In spec suites, the generic fit-out becomes a form of incentive (instead of rent-free, rent-abatement, or contribution to a bespoke fit-out), and since the landlord can retain ownership of the fit-out, they also have the opportunity to depreciate it as an asset. A space that has been speculatively fitted out by the landlord is virtually never offered in Korea in a direct-lease scenario (I can think of only one example from my 11 years of living and working in Seoul). I think this may change as landlords there seek to compete with the increasing presence of flexible space providers – and as new construction continues to keep vacancy at relatively high levels. Co-working and serviced offices have the advantage of offering tenants ready-to-go solutions, and since requirements for space in Korea can be developed quickly (especially for enterprise Task Force Team requirements which seemingly need space overnight) this would allow landlords to satisfy demand in a timely fashion. Given the demand profile of tenants needing speed-to-market in Seoul being larger than in Melbourne, one could expect aggressive landlords there to provide these generic solutions on a larger scale than has been seen here in Melbourne.


This brings me to another market practice – reinstatement or make-good. The market in Seoul is quite rigid in that it has always been a requirement for tenants to physically make-good the space and restore it to handover (i.e. warm shell) condition. In the past couple of years, some landlords in Seoul waived reinstatement obligations in exceptional cases, however reinstatement is generally required and landlords typically do not want to enter negotiations for a financial settlement in lieu of physical reinstatement – they almost always want the reinstatement physically completed by the departing tenant.
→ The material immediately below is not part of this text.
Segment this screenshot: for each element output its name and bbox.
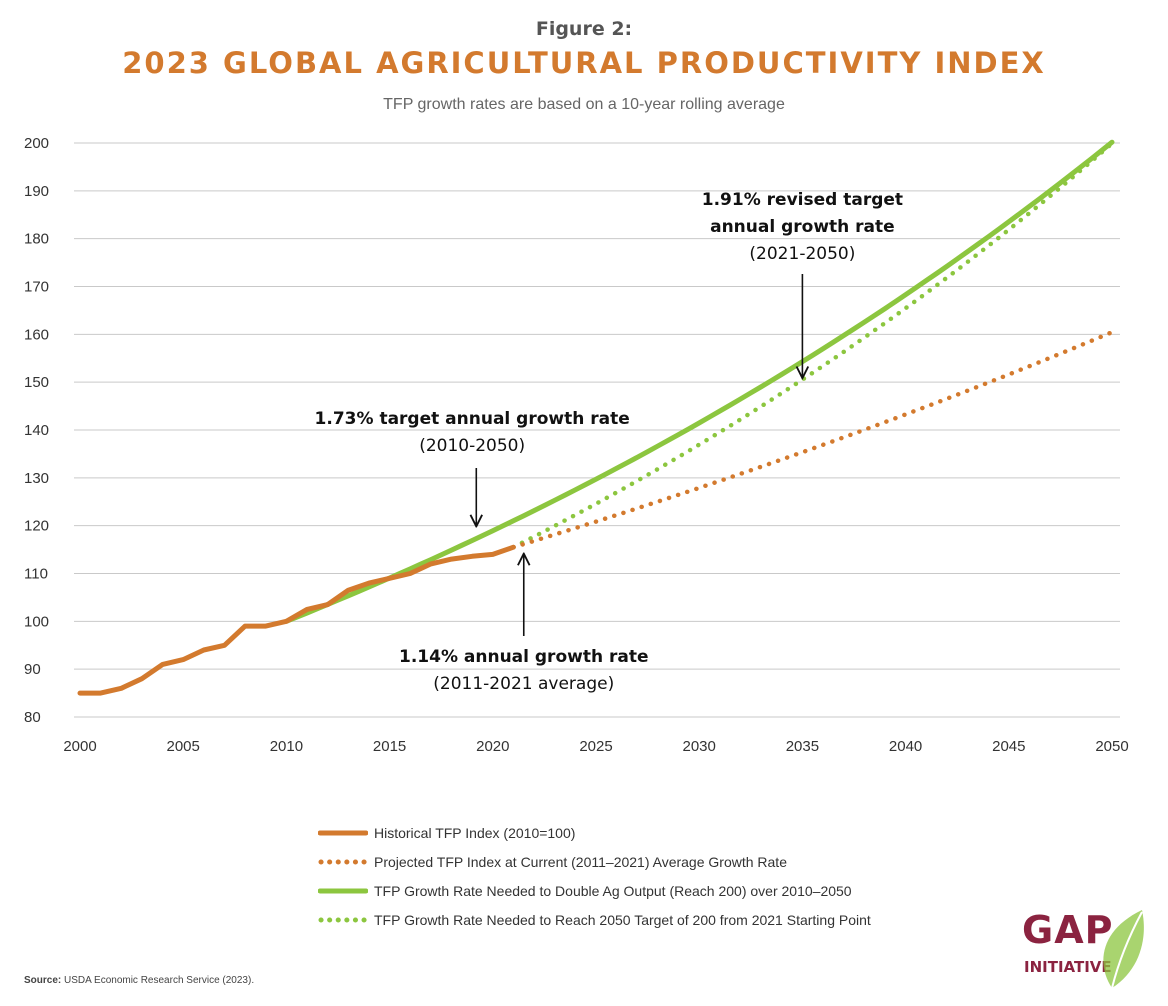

Melbourne is quite different. There are cases where reinstatement is not required, perhaps because it is more common for tenants to take over a previous tenant’s existing fit-out (hence, there may be no disadvantage for a landlord to waive this obligation during a negotiation). In addition, landlords in Melbourne are generally more open to discussing a financial settlement in lieu of the tenant completing the reinstatement – this can be win-win result by saving the tenant time and also providing the landlord with funds to refurbish the existing fit-out and present it as a fitted out solution (i.e. a spec suite) to the market. Alternatively, the landlord can use the funds to reinstate the premises if market conditions favour that approach (perhaps with some profit on the actual cost given the benefit the tenant has received by not having to manage the process themselves).


Market practices are sometimes explained as “it is what it is”; I have been guilty of providing this basic explanation in Seoul when seeking to explain local market standards to foreign visitors. This is not very helpful, and is often not a matter of fact. I can now see how it is useful to observe differences and to seek to understand why certain processes exist, and I believe this understanding will be helpful in future negotiation. I hope that this is also of interest to those who have lived and/or had work dealings in Melbourne or Seoul, or work in the commercial real estate sector.